And it has become kind of a tradition for Ryder team members to go to the White House, shake hands with the president, pose for pictures, have some grub and maybe make a date for a round.
But according to Golf World magazine, most of the players on the team want to snub Clinton.
One of them says he won't go because his father was in Vietnam and he doesn't want to shake hands with a draft dodger.
Another was quoted as saying: "It would be an honor to meet the president but it would be hypocritical. I don't know what we would talk about. We are examples of people who work hard and make a lot of money, and he wants to take it away and give it to people who don't give a damn."
Well, this is the sort of thing that can really get people hot under the collar. I'm sure many readers remember the public uproar that erupted when Michael Jordan snubbed President Bush's White House invitation after the Bulls won their first championship.
So when James Warren reported on the story of the threat of another snub in Thursday's Chicago Tribune, he was swamped with angry phone calls.
Some accused Warren of being a liberal pinko because he appeared critical of the golfers. The callers are probably rich, Republican, low-handicap players. Warren said one of them sounded like Dan Quayle, but he couldn't be sure.
Others, probably real hackers or maybe bowlers, said that regardless of how these golfers feel about Clinton, they should ,, show respect for the office and shake his hand like good Americans.

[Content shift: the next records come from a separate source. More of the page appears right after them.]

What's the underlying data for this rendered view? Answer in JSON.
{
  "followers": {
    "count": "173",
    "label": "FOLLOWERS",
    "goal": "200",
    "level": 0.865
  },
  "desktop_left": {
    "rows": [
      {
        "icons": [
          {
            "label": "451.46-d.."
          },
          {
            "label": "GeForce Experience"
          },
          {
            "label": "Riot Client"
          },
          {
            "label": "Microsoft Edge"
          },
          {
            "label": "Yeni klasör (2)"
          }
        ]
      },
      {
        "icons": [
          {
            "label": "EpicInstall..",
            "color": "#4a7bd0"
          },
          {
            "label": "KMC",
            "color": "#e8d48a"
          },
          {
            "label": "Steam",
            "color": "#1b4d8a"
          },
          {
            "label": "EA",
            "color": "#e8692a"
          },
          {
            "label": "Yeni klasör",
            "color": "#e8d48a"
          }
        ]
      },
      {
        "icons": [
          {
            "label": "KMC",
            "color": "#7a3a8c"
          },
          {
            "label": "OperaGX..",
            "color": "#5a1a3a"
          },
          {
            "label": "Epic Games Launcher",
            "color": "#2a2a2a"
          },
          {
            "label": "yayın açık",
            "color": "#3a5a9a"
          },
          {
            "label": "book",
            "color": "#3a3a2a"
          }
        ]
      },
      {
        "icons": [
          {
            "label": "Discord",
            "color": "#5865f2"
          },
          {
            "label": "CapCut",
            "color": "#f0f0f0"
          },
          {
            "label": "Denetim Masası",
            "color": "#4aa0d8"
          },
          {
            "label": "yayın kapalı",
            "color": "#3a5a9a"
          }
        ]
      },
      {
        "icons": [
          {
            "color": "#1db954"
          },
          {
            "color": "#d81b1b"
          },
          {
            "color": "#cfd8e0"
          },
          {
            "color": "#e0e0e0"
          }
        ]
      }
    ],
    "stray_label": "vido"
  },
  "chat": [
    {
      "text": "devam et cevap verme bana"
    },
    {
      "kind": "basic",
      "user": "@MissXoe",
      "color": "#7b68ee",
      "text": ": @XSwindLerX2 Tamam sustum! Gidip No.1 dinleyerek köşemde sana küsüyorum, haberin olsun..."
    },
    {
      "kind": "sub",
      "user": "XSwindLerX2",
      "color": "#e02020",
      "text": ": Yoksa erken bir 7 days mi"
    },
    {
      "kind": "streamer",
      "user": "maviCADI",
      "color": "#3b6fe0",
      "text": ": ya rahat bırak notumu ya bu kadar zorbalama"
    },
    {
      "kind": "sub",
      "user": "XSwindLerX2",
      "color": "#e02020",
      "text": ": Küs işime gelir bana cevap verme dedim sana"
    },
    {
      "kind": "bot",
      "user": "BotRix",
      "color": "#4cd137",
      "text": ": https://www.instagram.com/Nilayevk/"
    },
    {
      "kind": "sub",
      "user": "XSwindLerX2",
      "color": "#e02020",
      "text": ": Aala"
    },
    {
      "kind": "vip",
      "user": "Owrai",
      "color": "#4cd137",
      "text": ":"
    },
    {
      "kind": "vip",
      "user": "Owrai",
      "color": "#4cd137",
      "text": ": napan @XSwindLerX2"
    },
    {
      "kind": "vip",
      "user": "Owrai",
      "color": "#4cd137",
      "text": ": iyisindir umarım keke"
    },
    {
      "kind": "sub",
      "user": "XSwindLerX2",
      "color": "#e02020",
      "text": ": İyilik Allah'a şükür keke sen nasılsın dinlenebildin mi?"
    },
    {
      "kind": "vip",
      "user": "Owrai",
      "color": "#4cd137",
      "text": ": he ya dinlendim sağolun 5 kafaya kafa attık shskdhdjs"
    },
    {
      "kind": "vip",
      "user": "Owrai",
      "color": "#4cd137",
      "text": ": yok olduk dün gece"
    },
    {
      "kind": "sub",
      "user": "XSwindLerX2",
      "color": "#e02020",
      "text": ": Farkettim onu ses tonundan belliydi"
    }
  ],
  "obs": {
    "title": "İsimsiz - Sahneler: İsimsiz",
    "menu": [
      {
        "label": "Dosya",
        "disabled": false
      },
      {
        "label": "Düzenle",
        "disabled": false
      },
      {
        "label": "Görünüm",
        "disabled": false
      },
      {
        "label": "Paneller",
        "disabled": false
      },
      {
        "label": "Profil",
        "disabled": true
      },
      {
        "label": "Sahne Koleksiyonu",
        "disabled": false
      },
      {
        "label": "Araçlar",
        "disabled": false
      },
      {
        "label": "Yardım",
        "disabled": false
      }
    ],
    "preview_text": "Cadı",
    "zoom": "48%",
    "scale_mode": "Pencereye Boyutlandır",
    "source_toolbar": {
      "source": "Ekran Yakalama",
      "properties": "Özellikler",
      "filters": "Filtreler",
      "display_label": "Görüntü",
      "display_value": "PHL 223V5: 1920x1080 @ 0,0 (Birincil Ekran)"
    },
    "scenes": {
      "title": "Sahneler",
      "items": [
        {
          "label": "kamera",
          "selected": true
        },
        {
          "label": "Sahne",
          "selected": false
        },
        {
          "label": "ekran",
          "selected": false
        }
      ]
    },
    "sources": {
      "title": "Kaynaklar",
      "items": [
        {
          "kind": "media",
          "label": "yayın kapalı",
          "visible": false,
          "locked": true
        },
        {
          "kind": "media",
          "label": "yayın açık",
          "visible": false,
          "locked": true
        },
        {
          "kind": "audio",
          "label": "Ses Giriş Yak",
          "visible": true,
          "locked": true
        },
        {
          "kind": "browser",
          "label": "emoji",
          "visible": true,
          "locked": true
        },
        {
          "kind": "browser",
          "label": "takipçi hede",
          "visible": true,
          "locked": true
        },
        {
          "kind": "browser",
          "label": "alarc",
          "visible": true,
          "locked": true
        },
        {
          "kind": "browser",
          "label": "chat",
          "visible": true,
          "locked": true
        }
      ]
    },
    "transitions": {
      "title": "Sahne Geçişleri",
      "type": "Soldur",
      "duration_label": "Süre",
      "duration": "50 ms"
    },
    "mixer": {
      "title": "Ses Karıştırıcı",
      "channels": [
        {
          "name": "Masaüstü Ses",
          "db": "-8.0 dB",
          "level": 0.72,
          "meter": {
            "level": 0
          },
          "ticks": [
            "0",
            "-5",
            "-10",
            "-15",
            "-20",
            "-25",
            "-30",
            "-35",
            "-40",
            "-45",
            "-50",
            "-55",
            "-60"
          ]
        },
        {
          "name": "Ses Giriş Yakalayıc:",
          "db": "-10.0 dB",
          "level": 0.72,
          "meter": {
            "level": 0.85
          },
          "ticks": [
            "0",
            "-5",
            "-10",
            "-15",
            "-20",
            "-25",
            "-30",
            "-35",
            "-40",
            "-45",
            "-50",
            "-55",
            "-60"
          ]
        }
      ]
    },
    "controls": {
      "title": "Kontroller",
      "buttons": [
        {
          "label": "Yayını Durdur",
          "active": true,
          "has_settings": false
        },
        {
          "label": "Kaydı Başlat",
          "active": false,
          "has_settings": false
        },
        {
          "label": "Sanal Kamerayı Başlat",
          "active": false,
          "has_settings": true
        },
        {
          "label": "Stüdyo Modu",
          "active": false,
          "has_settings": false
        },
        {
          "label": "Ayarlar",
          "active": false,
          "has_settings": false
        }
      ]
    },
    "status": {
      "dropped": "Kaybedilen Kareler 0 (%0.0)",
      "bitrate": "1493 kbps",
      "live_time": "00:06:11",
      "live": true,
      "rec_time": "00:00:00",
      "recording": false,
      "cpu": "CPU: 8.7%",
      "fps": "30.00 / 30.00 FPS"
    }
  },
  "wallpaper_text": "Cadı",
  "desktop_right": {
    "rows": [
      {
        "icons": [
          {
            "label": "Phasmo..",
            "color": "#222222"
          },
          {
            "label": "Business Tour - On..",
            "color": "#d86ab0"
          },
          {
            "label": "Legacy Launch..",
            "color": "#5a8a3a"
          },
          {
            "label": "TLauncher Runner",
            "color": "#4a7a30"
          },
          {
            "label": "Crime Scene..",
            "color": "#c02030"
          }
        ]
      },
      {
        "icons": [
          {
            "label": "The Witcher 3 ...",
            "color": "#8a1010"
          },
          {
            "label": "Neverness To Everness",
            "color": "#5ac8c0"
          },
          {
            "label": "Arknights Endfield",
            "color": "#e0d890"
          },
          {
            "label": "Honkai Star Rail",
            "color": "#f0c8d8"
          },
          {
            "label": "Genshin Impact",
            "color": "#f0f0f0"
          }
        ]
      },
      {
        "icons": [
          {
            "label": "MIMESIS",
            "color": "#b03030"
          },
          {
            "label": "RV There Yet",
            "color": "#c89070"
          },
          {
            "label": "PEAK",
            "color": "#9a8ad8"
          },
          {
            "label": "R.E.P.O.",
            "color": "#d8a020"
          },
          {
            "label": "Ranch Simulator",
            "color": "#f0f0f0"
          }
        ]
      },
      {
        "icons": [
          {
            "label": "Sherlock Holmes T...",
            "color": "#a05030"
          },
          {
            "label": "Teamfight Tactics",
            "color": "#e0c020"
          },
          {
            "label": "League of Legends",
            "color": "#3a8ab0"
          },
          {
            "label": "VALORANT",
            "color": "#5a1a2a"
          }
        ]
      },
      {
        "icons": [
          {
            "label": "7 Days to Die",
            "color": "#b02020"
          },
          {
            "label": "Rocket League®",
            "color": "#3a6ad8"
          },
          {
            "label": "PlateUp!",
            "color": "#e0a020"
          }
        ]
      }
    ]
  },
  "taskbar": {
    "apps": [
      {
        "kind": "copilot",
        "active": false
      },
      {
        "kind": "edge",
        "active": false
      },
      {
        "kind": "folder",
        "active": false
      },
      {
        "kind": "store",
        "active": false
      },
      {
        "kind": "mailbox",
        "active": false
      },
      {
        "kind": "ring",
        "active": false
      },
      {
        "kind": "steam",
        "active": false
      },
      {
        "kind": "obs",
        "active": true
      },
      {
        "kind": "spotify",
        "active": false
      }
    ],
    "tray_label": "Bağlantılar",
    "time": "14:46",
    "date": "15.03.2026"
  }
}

And many said they had little sympathy for the pro golfer who resented having his taxes raised because most top players are so wealthy that they can use a new ball every third or fourth hole, the wastrels.
This is one of those issues in which there is no middle ground. But as someone who always tries to avoid emotional extremes, I will try to look at both sides.
On the one hand, I can understand the feelings of the golfers.
It might be uncomfortable if some of them said:
"It is an honor to be on this team representing our country, but I have to be honest, Mr. President, I am not giddy about shaking the hand that signed the law that will require me to give you and Dan Rostenkowski 40 percent of my earnings to fritter away in order to get yourselves re-elected.